Reputation: 113
I created a code to extract emails from websites:
import requests
from bs4 import BeautifulSoup
import re
url = ""
s = requests.Session()
r = s.get(url, headers={"User-Agent": "Mozilla/5.0 (Macintosh; Intel Mac OS X 10_11_2) AppleWebKit/537.36 (KHTML, like Gecko) Chrome/47.0.2526.106 Safari/537.36"})
soup = BeautifulSoup(r.content, 'html.parser')
content = soup.get_text()
emails_match = re.findall(r'[\w\.-]+@[\w\.-]+', content)
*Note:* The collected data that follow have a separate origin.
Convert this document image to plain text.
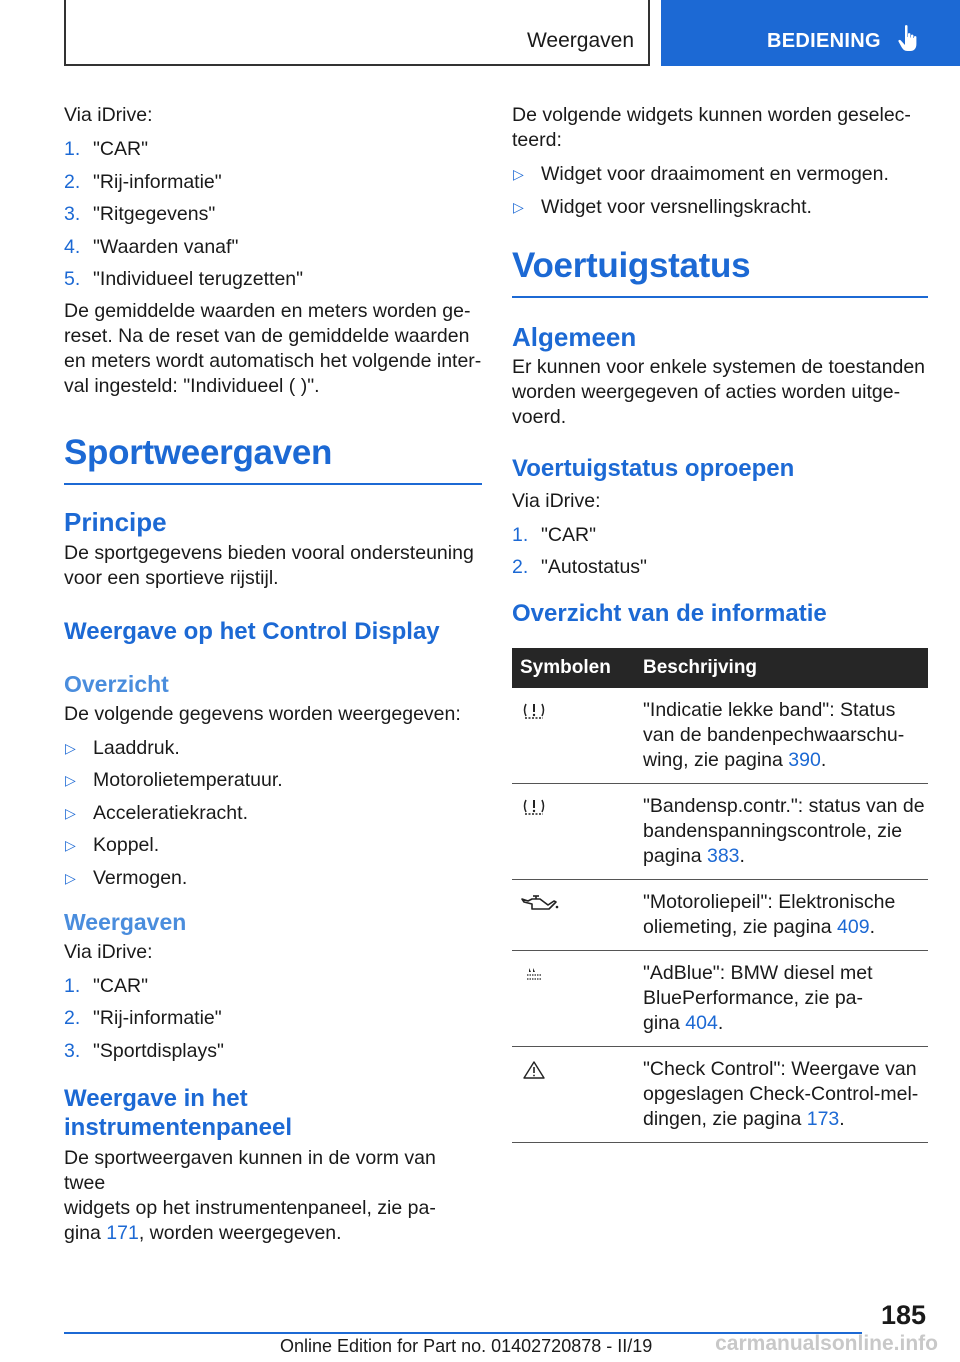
Weergaven	BEDIENING

Via iDrive:

1. "CAR"
2. "Rij-informatie"
3. "Ritgegevens"
4. "Waarden vanaf"
5. "Individueel terugzetten"

De gemiddelde waarden en meters worden ge‐
reset. Na de reset van de gemiddelde waarden
en meters wordt automatisch het volgende inter‐
val ingesteld: "Individueel ( )".

Sportweergaven
Principe

De sportgegevens bieden vooral ondersteuning
voor een sportieve rijstijl.

Weergave op het Control Display
Overzicht

De volgende gegevens worden weergegeven:

▷ Laaddruk.
▷ Motorolietemperatuur.
▷ Acceleratiekracht.
▷ Koppel.
▷ Vermogen.
Weergaven

Via iDrive:

1. "CAR"
2. "Rij-informatie"
3. "Sportdisplays"
Weergave in het
instrumentenpaneel

De sportweergaven kunnen in de vorm van twee
widgets op het instrumentenpaneel, zie pa‐
gina 171, worden weergegeven.

De volgende widgets kunnen worden geselec‐
teerd:

▷ Widget voor draaimoment en vermogen.
▷ Widget voor versnellingskracht.
Voertuigstatus
Algemeen

Er kunnen voor enkele systemen de toestanden
worden weergegeven of acties worden uitge‐
voerd.

Voertuigstatus oproepen

Via iDrive:

1. "CAR"
2. "Autostatus"
Overzicht van de informatie
Symbolen	Beschrijving
	"Indicatie lekke band": Status
van de bandenpechwaarschu‐
wing, zie pagina 390.
	"Bandensp.contr.": status van de
bandenspanningscontrole, zie
pagina 383.
	"Motoroliepeil": Elektronische
oliemeting, zie pagina 409.
	"AdBlue": BMW diesel met
BluePerformance, zie pa‐
gina 404.
	"Check Control": Weergave van
opgeslagen Check-Control-mel‐
dingen, zie pagina 173.
185
Online Edition for Part no. 01402720878 - II/19	carmanualsonline.info
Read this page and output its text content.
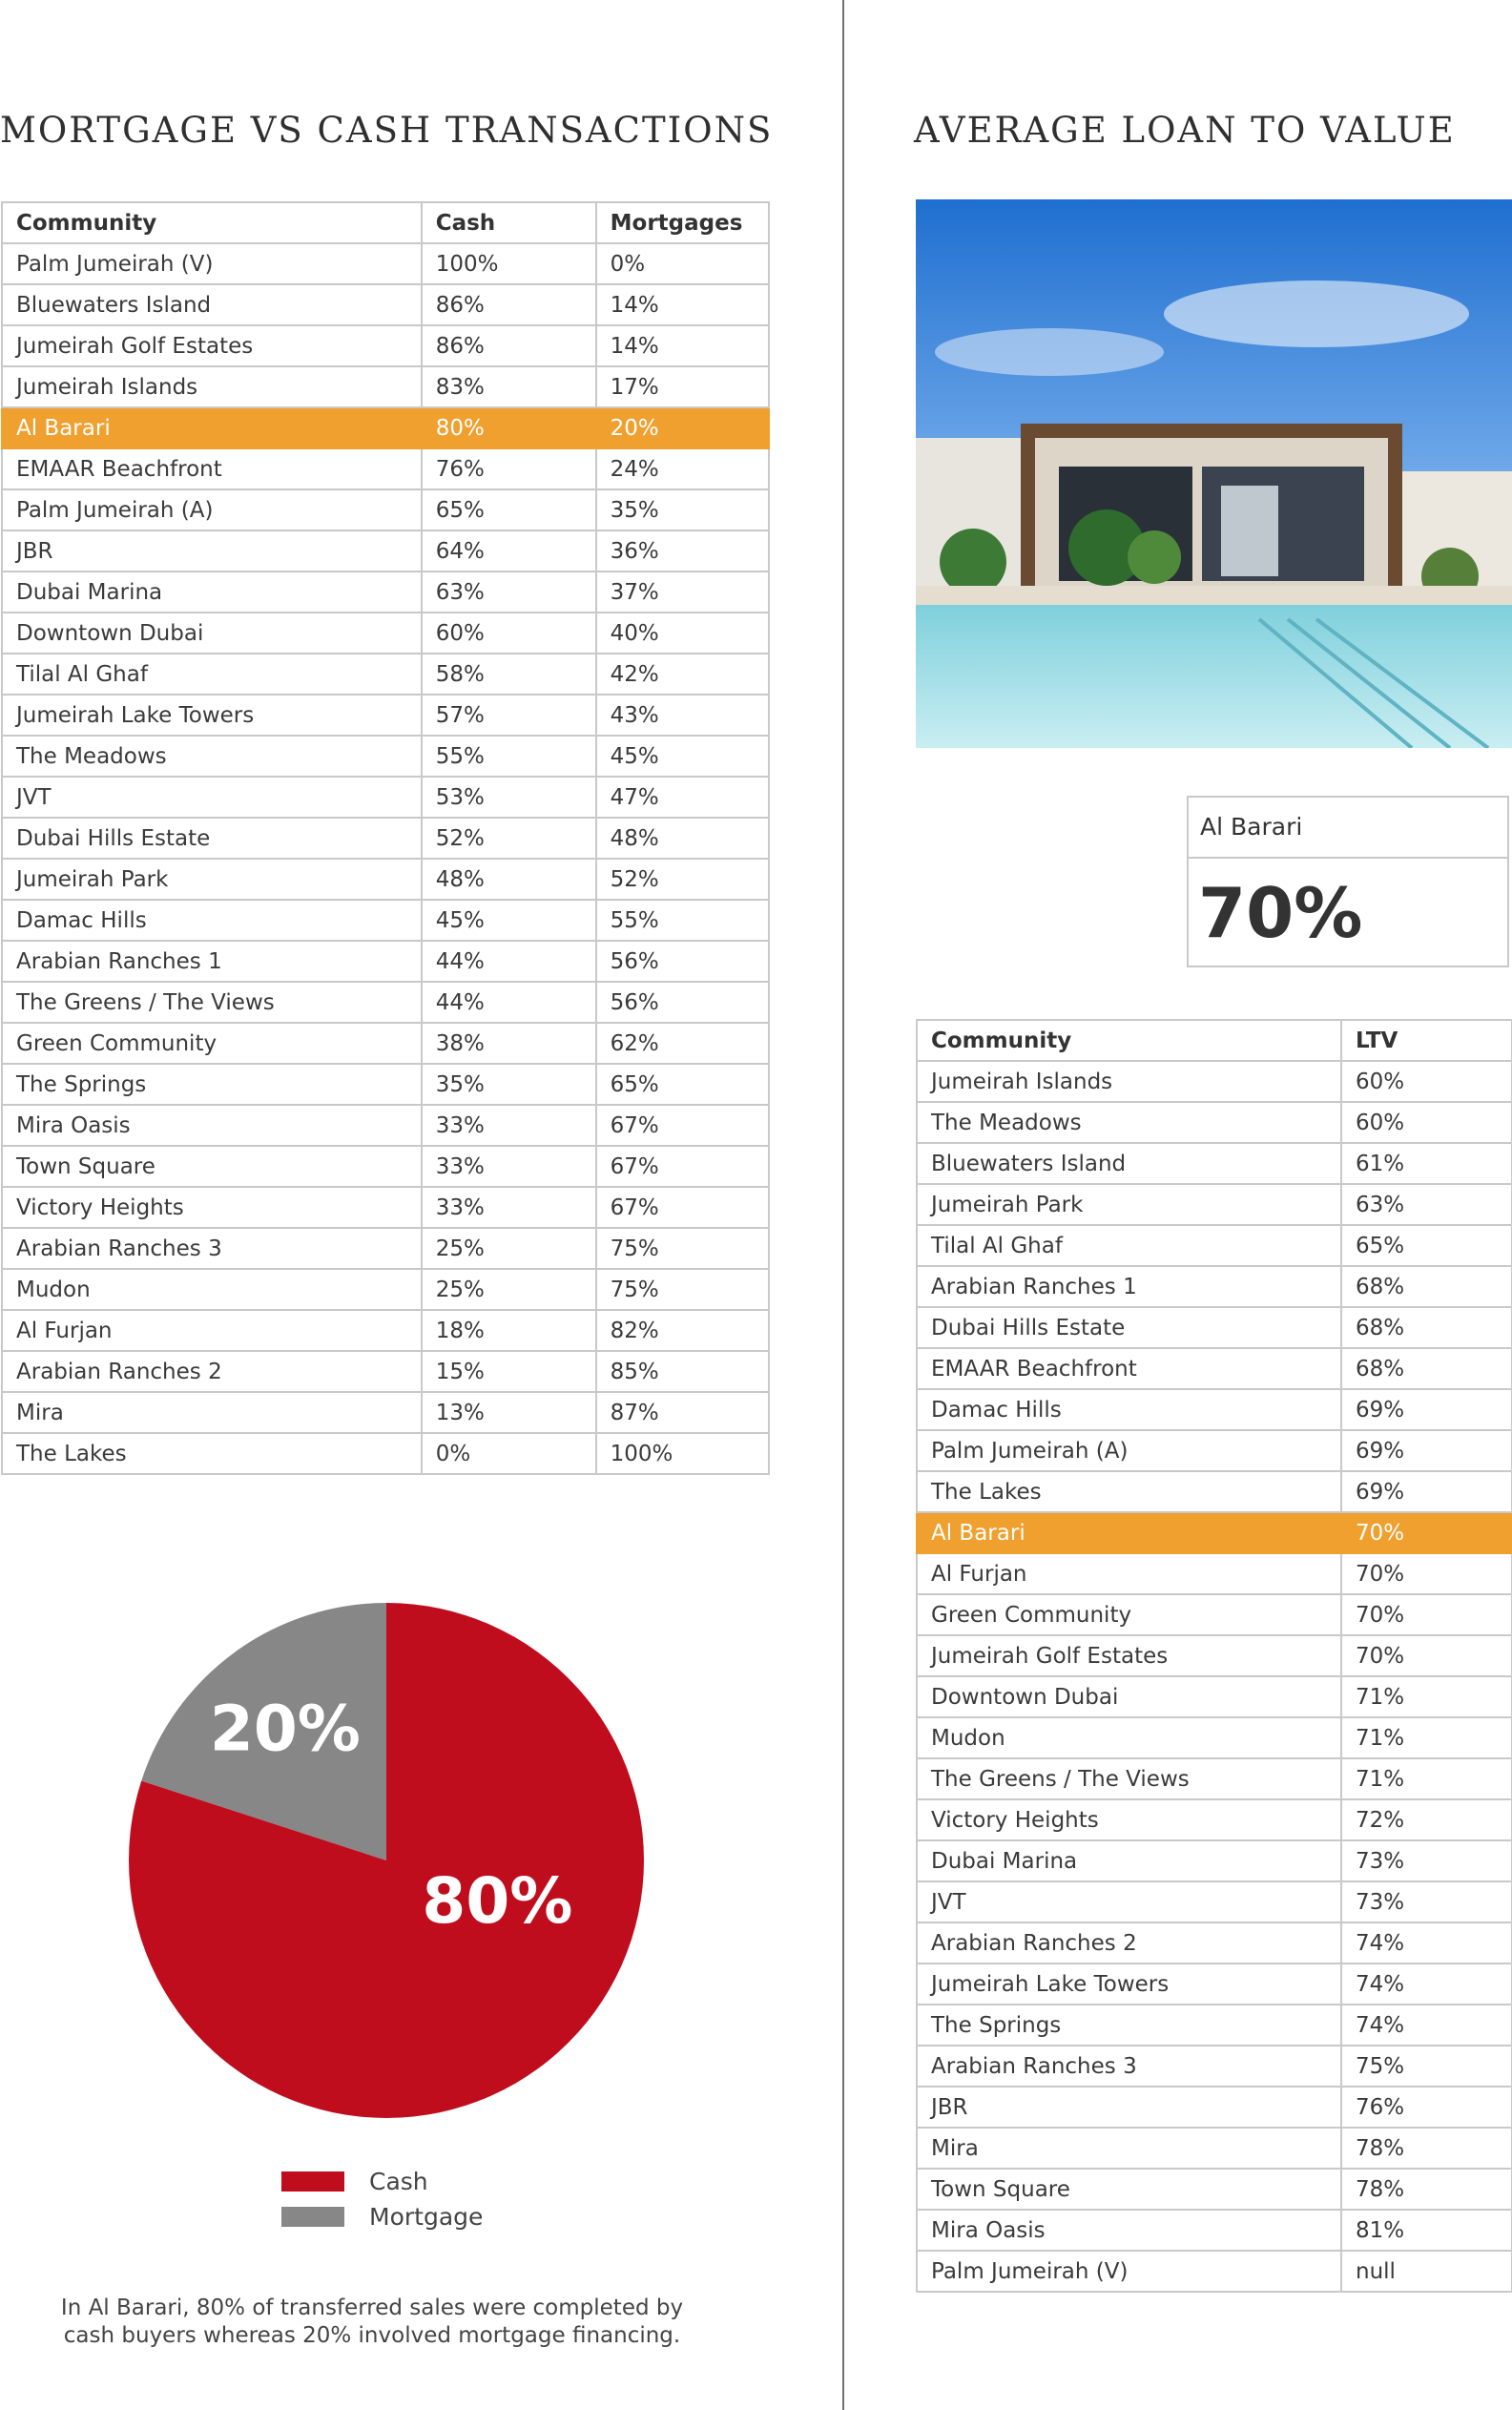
MORTGAGE VS CASH TRANSACTIONS
Community	Cash	Mortgages
Palm Jumeirah (V)	100%	0%
Bluewaters Island	86%	14%
Jumeirah Golf Estates	86%	14%
Jumeirah Islands	83%	17%
Al Barari	80%	20%
EMAAR Beachfront	76%	24%
Palm Jumeirah (A)	65%	35%
JBR	64%	36%
Dubai Marina	63%	37%
Downtown Dubai	60%	40%
Tilal Al Ghaf	58%	42%
Jumeirah Lake Towers	57%	43%
The Meadows	55%	45%
JVT	53%	47%
Dubai Hills Estate	52%	48%
Jumeirah Park	48%	52%
Damac Hills	45%	55%
Arabian Ranches 1	44%	56%
The Greens / The Views	44%	56%
Green Community	38%	62%
The Springs	35%	65%
Mira Oasis	33%	67%
Town Square	33%	67%
Victory Heights	33%	67%
Arabian Ranches 3	25%	75%
Mudon	25%	75%
Al Furjan	18%	82%
Arabian Ranches 2	15%	85%
Mira	13%	87%
The Lakes	0%	100%
20%
80%
Cash
Mortgage

In Al Barari, 80% of transferred sales were completed by cash buyers whereas 20% involved mortgage financing.

AVERAGE LOAN TO VALUE
Al Barari
70%
Community	LTV
Jumeirah Islands	60%
The Meadows	60%
Bluewaters Island	61%
Jumeirah Park	63%
Tilal Al Ghaf	65%
Arabian Ranches 1	68%
Dubai Hills Estate	68%
EMAAR Beachfront	68%
Damac Hills	69%
Palm Jumeirah (A)	69%
The Lakes	69%
Al Barari	70%
Al Furjan	70%
Green Community	70%
Jumeirah Golf Estates	70%
Downtown Dubai	71%
Mudon	71%
The Greens / The Views	71%
Victory Heights	72%
Dubai Marina	73%
JVT	73%
Arabian Ranches 2	74%
Jumeirah Lake Towers	74%
The Springs	74%
Arabian Ranches 3	75%
JBR	76%
Mira	78%
Town Square	78%
Mira Oasis	81%
Palm Jumeirah (V)	null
it works fine, but sometimes return emails with other text inside it from other element. For example, if we try the code on this website: https://alliedsinterings.com/ it will returns phone number plus email:
print(email_match)
['[email protected]']
I want to get only the email address (without any text from other html elements)
when I try another regex, it returns the same, for example:
r'([a-zA-Z0-9._-]+@[a-zA-Z0-9._-]+\.[a-zA-Z0-9_-]+){0,}'
Upvotes: 0
Views: 774
Reputation: 8302
Use .strings
instead of .text
import re
email = re.compile(r'([a-zA-Z0-9._-]+@[a-zA-Z0-9._-]+\.[a-zA-Z0-9_-]+){0,}')
[x for x in soup.strings if email.search(x).group()]
['[email protected]']
Upvotes: 1